= Rogers sieving theorem =

The Rogers theorem on excluding congruence classes is an elementary result of C. A. Rogers in number theory from the 1960s, that for many years had the status of a folk theorem not well documented in published literature. After more than half a century, its value as a principle in contemporary sieve theory received recognition.

==Background==
Arithmetic progressions of integers are sets of the form a + nd where n is any integer, and a (the offset) and d (the difference) are fixed. They can be intersected: the result may be empty, for example even numbers and odd numbers are disjoint. Otherwise, if two progressions have a number in common, there will be an arithmetic progression in common, with a difference that is the least common multiple (lcm) m of the differences in the two progressions. That means that the intersection can be read as a question on integers modulo m.

The intersection of n progressions with differences d_{1}, d_{2}, ..., d_{n} is easiest to understand when the lcm m of the d_{i} is their product, or equivalently d_{i} and d_{j} have no common factor when i≠j. In that case the Chinese remainder theorem implies that congruences modulo m are the same as simultaneous congruences modulo all the d_{i}: the residue numeral system principle. The intersection will be a single progression with difference m.

==Sieving==
The interest in sieve theory is in simultaneously excluding congruence classes for a number of moduli d_{i}. In Boolean algebra terms, one intersects a number of sets of congruence classes defined by complementation. The underlying problem is to understand cases when the Chinese remainder theorem does not apply, because the d_{i} are not coprime in pairs. The use of disjunctive normal form is a standard technique for Boolean manipulations. It here allows one to see that the result, at the progression level, is the union of a number of progressions, those resulting from non-empty intersections. These correspond to "surviving" (non-sieved) residue classes modulo m, and there arises the question of how many there might be.

===Case when d_{2} divides d_{1}===
A simple situation occurs when d_{2} divides d_{1}, because then the residue class modulo d_{1} determines the residue class modulo d_{2}. The progressions P(1) given by r + kd_{1} and P(2) given by s + ld_{2} will have a non-empty intersection if and only if

r ≡ s modulo d_{2}

and then the condition modulo d_{2} is always satisfied. In other words, the intersection is P(1).

The smallest example not covered in this way, for the prime factors 2 and 3, is with d_{1} = 12, and d_{2} = 18. A numerical example is given by Das.

==Statement of the theorem==
The result of Rogers states that number of surviving residue classes is bounded above by the number when the congruence conditions are t ≡ 0 modulo d_{i} for all i. In other words, when the "simple situation" cannot exclude anything because 0 ≡ 0 is automatic, the surviving classes are at a maximum.

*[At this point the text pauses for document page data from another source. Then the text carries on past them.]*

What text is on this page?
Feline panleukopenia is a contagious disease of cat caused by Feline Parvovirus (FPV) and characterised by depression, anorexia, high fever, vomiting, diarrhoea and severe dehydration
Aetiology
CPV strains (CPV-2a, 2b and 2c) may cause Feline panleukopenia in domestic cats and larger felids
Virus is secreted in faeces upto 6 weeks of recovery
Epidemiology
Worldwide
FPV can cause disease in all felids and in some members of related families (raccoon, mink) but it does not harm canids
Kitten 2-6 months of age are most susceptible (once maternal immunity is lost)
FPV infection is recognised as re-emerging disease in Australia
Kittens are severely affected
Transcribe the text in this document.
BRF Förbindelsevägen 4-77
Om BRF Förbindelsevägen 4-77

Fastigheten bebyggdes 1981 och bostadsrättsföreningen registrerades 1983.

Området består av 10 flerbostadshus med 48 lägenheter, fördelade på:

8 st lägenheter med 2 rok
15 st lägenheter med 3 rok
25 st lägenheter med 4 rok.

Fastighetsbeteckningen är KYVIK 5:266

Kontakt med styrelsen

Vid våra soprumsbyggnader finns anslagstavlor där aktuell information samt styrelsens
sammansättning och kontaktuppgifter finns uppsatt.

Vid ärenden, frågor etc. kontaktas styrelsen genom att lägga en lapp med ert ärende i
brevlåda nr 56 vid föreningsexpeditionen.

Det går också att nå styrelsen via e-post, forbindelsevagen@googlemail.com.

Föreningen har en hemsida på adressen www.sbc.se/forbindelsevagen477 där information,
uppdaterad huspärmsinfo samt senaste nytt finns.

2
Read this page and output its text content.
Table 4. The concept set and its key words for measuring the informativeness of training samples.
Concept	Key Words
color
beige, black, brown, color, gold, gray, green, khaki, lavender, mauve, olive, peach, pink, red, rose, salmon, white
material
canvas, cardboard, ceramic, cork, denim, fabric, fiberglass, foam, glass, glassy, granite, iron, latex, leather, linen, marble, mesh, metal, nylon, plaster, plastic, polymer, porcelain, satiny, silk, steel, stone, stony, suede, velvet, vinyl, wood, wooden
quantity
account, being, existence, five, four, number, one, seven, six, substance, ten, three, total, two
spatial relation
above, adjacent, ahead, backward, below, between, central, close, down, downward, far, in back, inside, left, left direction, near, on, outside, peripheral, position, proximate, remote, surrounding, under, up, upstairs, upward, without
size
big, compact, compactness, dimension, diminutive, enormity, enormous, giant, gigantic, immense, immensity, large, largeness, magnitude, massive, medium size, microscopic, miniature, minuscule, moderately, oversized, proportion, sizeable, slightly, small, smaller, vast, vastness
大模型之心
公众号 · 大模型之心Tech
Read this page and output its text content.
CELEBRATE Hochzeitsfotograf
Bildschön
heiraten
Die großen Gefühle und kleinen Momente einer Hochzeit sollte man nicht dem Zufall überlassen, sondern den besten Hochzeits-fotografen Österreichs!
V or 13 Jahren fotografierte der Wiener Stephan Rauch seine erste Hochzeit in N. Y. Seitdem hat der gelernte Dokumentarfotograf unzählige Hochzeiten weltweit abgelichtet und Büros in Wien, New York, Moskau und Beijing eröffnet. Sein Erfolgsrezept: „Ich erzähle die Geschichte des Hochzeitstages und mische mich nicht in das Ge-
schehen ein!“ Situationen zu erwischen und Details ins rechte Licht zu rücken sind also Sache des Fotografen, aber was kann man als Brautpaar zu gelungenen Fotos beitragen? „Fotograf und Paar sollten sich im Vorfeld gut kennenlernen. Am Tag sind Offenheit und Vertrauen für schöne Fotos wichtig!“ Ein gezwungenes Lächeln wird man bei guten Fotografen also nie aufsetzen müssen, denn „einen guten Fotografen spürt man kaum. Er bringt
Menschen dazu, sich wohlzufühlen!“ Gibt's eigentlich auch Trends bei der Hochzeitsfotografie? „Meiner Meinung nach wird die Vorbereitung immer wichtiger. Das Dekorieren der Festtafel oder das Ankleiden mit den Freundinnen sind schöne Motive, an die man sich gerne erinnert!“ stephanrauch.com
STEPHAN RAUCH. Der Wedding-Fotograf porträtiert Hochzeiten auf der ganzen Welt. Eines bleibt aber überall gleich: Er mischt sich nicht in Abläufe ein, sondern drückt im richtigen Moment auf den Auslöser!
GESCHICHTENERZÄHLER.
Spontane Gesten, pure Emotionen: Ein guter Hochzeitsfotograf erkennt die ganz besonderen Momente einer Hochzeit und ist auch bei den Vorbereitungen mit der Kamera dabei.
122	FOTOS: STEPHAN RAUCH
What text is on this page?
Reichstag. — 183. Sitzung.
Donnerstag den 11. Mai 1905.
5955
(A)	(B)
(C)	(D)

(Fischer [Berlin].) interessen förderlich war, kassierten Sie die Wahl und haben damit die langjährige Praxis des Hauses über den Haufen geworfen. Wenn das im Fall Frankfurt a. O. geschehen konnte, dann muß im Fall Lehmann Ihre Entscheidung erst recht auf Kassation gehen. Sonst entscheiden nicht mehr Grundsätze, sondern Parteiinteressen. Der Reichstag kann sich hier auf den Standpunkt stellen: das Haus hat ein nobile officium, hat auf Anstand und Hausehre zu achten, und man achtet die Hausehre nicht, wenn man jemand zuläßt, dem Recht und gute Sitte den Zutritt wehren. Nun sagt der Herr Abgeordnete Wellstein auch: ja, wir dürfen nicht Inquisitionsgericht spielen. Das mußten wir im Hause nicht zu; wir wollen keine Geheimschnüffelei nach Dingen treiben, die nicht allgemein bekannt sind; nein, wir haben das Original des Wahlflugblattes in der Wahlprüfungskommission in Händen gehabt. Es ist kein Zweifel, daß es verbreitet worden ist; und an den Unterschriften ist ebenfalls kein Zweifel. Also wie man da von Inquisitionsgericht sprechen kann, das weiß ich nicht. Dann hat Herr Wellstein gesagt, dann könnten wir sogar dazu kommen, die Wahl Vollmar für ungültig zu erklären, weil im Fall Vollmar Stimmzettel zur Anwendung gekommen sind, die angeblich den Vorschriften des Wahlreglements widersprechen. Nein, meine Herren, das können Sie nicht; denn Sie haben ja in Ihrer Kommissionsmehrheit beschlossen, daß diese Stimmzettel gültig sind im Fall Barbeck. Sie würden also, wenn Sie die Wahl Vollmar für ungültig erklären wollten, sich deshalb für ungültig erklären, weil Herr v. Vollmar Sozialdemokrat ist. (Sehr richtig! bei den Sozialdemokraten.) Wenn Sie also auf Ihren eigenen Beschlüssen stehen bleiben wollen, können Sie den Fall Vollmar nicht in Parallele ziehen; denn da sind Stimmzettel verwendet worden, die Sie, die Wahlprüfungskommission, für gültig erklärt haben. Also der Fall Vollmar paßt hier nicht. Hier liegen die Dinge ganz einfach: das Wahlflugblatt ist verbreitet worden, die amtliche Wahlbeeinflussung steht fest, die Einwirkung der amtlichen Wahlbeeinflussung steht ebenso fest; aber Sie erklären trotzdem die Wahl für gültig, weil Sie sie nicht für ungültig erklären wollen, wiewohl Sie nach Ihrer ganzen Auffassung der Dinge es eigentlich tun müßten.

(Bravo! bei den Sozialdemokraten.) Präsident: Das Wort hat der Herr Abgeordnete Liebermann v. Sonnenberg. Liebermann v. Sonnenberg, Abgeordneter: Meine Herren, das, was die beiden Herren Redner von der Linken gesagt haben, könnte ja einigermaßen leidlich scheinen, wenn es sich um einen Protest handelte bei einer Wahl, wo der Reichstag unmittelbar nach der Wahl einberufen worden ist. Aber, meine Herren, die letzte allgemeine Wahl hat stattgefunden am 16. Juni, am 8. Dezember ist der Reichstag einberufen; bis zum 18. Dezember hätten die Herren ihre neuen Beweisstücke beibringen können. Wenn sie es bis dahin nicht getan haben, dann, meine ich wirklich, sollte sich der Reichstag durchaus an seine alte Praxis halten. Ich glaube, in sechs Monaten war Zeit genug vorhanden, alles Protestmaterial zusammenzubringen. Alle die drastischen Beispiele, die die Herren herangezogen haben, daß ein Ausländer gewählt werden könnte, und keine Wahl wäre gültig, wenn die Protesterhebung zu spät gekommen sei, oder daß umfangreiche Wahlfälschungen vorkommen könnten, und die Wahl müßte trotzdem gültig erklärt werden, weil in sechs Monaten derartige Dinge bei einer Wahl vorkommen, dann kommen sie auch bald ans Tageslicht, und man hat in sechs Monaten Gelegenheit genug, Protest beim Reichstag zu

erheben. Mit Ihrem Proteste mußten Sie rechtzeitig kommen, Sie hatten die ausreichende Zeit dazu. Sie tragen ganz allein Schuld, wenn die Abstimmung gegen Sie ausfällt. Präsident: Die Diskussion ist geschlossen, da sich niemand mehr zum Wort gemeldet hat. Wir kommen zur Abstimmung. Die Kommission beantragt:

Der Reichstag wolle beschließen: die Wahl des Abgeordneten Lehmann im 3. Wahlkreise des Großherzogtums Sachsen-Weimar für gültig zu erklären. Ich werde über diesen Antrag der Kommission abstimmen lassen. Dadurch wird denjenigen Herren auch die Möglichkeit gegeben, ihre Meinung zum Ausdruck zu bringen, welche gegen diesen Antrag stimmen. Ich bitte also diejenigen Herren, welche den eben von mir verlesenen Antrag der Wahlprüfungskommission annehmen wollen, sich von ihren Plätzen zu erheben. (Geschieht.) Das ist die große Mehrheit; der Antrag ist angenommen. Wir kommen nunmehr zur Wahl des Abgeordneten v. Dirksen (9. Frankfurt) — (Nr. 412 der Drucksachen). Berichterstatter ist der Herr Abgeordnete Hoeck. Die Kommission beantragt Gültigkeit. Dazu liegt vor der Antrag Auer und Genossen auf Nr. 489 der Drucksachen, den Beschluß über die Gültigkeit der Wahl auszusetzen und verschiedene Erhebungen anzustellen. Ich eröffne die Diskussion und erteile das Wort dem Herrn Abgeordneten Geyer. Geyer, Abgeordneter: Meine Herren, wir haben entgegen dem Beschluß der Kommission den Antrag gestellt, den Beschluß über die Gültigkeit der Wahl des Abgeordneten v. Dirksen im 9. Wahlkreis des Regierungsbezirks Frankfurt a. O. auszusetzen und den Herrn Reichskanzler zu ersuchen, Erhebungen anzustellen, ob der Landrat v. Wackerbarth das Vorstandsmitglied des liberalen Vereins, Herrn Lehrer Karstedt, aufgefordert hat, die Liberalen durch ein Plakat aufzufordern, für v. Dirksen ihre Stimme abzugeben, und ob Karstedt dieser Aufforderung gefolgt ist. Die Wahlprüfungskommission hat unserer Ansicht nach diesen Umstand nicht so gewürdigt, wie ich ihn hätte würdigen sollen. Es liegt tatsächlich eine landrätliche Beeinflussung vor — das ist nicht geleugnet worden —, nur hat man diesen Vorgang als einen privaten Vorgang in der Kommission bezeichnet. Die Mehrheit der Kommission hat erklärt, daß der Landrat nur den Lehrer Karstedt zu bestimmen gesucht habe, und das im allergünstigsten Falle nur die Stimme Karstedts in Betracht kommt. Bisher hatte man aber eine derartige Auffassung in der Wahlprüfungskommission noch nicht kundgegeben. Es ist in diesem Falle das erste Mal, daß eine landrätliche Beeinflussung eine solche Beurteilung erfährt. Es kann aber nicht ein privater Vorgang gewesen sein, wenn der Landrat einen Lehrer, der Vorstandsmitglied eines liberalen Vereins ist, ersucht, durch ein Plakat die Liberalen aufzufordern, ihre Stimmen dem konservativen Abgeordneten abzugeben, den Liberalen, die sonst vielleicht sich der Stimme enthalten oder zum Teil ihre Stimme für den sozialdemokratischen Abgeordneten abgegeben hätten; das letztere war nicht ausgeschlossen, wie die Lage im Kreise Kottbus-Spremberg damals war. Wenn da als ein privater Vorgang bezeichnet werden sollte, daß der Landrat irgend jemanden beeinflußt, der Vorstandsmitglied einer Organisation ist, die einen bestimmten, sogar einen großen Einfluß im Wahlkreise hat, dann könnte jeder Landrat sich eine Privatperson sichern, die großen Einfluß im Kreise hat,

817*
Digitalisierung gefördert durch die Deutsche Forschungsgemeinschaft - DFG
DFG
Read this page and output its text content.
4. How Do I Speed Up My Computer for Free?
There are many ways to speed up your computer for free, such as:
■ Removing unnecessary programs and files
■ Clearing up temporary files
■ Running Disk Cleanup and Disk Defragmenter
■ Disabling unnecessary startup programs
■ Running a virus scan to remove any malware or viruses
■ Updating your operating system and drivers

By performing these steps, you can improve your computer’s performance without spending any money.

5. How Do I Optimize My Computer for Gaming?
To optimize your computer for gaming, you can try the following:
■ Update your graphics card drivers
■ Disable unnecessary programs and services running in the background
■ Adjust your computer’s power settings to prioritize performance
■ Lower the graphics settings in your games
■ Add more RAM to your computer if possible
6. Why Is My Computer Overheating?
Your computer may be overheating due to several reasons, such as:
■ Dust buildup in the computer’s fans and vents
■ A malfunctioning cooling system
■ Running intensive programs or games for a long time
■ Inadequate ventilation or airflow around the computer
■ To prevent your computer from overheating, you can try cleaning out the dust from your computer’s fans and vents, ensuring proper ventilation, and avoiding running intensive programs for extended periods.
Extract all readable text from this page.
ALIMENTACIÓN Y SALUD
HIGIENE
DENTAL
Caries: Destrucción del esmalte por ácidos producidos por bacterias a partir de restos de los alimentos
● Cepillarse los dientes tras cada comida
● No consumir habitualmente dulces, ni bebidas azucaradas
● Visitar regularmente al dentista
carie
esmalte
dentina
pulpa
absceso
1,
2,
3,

It is possible to count those classes, in the special case. In fact the system of congruences is then equivalent to a system where the d_{i} are replaced by the powers of primes in the prime factorisation of the lcm m; and in this case the Chinese remainder theorem applies.

The original statement by Rogers, as modified by Heini Halberstam and Klaus Roth in their 1966 book Sequences, concerned minimising the natural density of the union of sets of progressions, when the offsets are varied. The minimum is attained for the offsets all set to 0. This approach looks at the complemented situation: the minimum union corresponds to the maximum non-sieved set.